Quando la sonda spaziale New Horizons della NASA ha sorvolato Plutone nel 2015, ha inviato sulla Terra immagini con una sorpresa: una formazione a forma di cuore che domina la superficie del pianeta nano. Ora, i ricercatori ritengono di averne scoperto l’origine. Il cuore, viene riportato su Nature Astronomy, si è formato in seguito a una collisione a scivolamento lento con una roccia ghiacciata più ampia della lunghezza del Kansas.
Il “cuore” di Plutone nato da un impatto
I ricercatori sono giunti a questa conclusione utilizzando modelli informatici per simulare gli impatti sulla superficie di Plutone e le formazioni risultanti. Il cuore di Plutone, conosciuto scientificamente come Tombaugh Regio, ha ottenuto la sua colorazione chiara a partire dal ghiaccio di azoto. Gli impatti tra corpi ghiacciati nei lontani confini del Sistema Solare non sono come quelli più vicini al Sole, ha spiegato il co-autore dello studio Erik Asphaug, professore presso il Laboratorio Lunare e Planetario dell’Università dell’Arizona.

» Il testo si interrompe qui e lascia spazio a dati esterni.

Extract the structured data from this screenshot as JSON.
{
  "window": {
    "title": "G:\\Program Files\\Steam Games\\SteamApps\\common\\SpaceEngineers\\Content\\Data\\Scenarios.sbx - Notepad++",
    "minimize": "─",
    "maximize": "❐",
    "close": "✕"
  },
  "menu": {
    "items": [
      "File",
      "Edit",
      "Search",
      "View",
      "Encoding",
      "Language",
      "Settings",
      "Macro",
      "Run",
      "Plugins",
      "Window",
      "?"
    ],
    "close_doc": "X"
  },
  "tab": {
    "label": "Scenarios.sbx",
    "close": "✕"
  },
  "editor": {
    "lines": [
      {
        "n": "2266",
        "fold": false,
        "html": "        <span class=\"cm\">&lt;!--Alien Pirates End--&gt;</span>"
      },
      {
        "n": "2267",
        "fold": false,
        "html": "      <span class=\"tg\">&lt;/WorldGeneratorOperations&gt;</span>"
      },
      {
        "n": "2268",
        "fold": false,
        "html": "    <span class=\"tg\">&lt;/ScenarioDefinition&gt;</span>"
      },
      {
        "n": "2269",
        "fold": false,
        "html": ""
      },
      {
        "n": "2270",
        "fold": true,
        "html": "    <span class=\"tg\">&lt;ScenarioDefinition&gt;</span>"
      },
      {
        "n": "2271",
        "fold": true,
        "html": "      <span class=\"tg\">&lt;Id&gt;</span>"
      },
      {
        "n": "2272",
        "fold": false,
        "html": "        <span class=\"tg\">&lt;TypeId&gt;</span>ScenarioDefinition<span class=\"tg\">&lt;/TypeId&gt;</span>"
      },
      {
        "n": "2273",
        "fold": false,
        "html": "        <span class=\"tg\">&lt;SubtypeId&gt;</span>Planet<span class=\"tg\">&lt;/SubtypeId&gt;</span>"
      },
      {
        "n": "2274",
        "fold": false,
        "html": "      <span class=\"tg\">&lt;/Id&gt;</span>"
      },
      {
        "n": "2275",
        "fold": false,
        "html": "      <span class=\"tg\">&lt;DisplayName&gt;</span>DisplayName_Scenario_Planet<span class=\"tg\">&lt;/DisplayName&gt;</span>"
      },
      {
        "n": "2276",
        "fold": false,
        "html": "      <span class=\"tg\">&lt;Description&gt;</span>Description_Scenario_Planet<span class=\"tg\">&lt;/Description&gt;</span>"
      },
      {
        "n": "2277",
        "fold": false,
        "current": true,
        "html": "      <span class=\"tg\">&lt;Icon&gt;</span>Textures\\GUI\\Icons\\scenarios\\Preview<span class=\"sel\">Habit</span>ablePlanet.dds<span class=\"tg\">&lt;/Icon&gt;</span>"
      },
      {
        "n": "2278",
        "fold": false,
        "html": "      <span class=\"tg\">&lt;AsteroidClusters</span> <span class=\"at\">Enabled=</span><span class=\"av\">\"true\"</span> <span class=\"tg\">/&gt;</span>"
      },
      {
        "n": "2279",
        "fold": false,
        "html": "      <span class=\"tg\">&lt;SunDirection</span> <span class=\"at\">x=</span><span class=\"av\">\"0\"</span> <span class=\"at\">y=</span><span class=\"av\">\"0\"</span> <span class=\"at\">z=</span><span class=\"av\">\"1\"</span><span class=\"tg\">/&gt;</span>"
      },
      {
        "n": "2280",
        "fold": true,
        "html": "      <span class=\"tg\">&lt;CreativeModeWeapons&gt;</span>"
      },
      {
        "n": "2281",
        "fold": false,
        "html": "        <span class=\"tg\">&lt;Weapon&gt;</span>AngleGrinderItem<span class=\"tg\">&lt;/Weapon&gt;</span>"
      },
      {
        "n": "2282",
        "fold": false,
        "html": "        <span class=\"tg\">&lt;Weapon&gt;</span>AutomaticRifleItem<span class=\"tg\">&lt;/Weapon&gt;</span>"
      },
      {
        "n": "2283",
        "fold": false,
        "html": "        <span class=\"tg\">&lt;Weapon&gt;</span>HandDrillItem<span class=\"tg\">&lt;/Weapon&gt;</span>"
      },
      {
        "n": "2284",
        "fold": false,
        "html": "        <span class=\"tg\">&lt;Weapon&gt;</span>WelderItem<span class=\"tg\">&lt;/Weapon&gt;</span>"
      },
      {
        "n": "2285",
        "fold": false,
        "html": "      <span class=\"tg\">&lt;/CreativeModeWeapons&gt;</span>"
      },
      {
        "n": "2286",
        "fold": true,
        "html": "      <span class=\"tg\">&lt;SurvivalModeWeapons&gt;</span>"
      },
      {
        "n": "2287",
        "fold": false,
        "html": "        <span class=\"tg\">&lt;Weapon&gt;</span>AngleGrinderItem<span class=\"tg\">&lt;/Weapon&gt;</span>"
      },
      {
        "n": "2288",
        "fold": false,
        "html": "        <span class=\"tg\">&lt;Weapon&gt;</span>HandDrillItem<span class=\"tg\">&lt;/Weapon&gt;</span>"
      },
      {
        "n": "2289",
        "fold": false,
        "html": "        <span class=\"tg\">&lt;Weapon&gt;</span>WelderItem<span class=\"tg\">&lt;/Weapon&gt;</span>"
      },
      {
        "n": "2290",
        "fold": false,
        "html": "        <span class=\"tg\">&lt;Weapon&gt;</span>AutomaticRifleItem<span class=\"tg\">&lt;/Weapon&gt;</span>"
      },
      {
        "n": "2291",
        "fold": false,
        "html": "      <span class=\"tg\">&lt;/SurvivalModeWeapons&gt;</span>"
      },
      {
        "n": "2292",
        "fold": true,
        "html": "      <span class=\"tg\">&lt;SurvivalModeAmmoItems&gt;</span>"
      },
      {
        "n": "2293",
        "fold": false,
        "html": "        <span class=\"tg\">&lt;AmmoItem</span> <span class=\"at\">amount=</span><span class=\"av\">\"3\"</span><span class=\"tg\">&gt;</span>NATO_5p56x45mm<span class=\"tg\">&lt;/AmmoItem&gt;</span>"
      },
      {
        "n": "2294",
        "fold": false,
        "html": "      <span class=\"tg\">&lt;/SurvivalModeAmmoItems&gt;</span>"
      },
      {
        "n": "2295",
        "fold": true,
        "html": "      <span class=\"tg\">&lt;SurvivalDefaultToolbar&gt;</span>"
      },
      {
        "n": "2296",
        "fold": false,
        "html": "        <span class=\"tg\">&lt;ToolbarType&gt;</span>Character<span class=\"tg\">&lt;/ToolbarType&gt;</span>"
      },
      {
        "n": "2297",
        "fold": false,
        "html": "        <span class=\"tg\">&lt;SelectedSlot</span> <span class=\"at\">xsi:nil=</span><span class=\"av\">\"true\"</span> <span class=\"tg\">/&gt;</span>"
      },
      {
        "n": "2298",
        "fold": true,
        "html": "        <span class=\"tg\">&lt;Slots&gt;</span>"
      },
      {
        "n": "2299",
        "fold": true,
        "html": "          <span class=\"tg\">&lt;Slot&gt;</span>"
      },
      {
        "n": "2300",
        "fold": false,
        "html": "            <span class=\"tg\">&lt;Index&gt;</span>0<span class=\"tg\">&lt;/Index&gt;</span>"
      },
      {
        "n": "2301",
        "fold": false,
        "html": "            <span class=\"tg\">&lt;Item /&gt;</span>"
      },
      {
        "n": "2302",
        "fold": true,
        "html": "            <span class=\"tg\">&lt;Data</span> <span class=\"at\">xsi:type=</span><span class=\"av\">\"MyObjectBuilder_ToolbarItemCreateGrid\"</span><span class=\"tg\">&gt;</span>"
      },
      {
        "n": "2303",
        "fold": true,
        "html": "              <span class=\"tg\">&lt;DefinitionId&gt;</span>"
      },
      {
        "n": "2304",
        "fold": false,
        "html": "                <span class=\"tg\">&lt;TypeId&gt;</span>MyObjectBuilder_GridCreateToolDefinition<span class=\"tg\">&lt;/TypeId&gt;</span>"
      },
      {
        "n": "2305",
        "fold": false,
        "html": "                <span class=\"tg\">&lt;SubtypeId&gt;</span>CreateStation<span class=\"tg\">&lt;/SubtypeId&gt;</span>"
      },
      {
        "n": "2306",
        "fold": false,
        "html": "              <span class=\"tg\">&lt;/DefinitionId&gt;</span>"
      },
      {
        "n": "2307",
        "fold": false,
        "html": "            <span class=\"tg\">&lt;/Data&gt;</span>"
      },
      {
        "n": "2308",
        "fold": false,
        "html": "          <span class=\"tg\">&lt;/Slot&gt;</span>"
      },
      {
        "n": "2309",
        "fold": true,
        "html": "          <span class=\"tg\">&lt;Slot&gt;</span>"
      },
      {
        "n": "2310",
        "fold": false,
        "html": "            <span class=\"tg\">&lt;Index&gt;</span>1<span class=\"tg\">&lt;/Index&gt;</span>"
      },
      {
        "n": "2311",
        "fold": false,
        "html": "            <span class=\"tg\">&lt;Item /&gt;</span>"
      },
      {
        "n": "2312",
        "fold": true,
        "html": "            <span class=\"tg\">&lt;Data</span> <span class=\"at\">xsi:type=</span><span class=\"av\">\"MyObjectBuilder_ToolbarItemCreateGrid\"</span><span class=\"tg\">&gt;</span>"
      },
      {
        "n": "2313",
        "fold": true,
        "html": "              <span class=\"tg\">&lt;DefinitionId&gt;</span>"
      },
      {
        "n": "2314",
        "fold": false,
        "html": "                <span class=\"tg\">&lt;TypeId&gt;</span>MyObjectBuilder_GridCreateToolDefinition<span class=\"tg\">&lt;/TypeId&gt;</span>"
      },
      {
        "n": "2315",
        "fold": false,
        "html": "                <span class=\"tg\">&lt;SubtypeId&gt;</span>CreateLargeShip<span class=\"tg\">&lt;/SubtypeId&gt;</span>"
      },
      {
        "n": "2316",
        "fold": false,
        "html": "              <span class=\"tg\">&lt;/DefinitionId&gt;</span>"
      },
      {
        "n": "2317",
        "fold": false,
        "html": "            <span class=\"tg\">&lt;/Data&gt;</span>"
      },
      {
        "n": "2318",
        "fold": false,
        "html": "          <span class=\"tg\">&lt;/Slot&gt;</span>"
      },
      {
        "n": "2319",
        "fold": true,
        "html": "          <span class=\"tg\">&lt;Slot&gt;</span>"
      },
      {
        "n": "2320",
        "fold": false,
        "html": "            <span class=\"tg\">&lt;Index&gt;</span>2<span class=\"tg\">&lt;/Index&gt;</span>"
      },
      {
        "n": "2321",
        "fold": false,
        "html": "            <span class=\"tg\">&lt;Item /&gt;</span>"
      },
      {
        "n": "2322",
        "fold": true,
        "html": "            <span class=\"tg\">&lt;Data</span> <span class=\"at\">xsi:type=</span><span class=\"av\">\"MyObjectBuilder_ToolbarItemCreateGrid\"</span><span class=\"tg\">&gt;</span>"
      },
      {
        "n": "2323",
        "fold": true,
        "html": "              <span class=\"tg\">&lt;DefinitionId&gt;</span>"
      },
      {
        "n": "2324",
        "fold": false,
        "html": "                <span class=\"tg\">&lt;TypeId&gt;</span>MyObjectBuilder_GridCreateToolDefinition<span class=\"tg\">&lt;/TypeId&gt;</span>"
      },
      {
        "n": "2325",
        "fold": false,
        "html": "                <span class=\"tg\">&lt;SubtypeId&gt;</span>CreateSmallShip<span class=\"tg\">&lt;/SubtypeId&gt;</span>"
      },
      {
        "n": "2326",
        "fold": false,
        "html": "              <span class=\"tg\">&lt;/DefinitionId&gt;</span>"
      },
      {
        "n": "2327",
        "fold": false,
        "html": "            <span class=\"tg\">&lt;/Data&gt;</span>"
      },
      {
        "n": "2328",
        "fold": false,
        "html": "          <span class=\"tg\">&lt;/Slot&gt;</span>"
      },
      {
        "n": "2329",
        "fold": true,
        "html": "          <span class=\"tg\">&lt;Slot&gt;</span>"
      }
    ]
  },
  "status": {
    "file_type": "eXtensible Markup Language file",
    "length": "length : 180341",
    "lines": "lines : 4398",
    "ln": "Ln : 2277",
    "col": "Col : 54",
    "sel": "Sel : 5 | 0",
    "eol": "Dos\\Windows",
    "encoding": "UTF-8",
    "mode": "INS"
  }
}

“Siamo abituati a pensare alle collisioni planetarie come eventi incredibilmente intensi in cui si possono ignorare i dettagli tranne cose come energia, momento e densità,” ha sottolineato Asphaug. “Ma nel lontano Sistema Solare, le velocità sono molto più lente, e il ghiaccio solido è resistente, quindi devi essere molto più preciso nei calcoli. Qui inizia il divertimento“.
Le dinamiche della formazione di Sputnik Planitia
Guidato da Martin Jutzi, ricercatore senior presso l’Università di Berna in Svizzera, il team ha utilizzato un metodo di simulazione chiamato “idrodinamica delle particelle lisce” per testare vari angoli di collisione e dimensioni degli impattatori per capire quali dinamiche avrebbero portato alla formazione di Sputnik Planitia, la porzione occidentale del “cuore” di Plutone. Questa regione di circa 2mila km quadrati si trova circa 4 km più in basso rispetto ai suoi dintorni.
Il team ha scoperto che la formazione probabilmente è stata originata da una collisione obliqua, che ha portato alla sua forma allungata. Ciò è probabilmente accaduto all’inizio della storia di Plutone.
La roccia ghiacciata che ha colpito Plutone aveva probabilmente un diametro di circa 730 km, hanno spiegato gli autori dello studio. A causa del nucleo ghiacciato di Plutone, l’impatto non ha sciolto e liquefatto porzioni del pianeta come potrebbe accadere in caso di impatto in climi più caldi, permettendo al corpo impattante di affondare nel nucleo del pianeta.
È probabile che l’impattatore si sia appiattito sulla superficie di Plutone. Anche adesso, potrebbe trovarsi proprio sotto il liscio ghiaccio di azoto che copre la Sputnik Planitia. “Da qualche parte al di sotto di Sputnik Planitia si trova il nucleo rimanente di un altro corpo massiccio che Plutone non ha mai digerito del tutto,” ha spiegato Asphaug.
Escluso l’oceano sotterraneo
Le simulazioni suggeriscono inoltre che Plutone non abbia un oceano sotterraneo sotto i suoi strati esterni ghiacciati, hanno riportato i ricercatori. Poiché il cuore di Plutone ha una massa inferiore rispetto al resto della superficie del pianeta nano, dovrebbe essersi gradualmente spostato verso il polo mentre Plutone ruotava nel corso dei millenni. La formazione però si trova vicino all’equatore del pianeta, una posizione strana che i ricercatori avevano teorizzato in precedenza potesse essere dovuta alla dinamica di un enorme corpo d’acqua liquida sotterraneo.
Le nuove ricerche suggeriscono che un oceano liquido non è necessario per spiegare la posizione del cuore di Plutone, ha sottolineato Jutzi. “Nelle nostre simulazioni, tutto il mantello primordiale di Plutone è stato scavato dall’impatto, e poiché il materiale del nucleo dell’impattatore si schiaccia sul nucleo di Plutone, crea un eccesso di massa locale che può spiegare la migrazione verso l’equatore senza un oceano sotterraneo, o al massimo uno molto sottile,” ha detto Jutzi.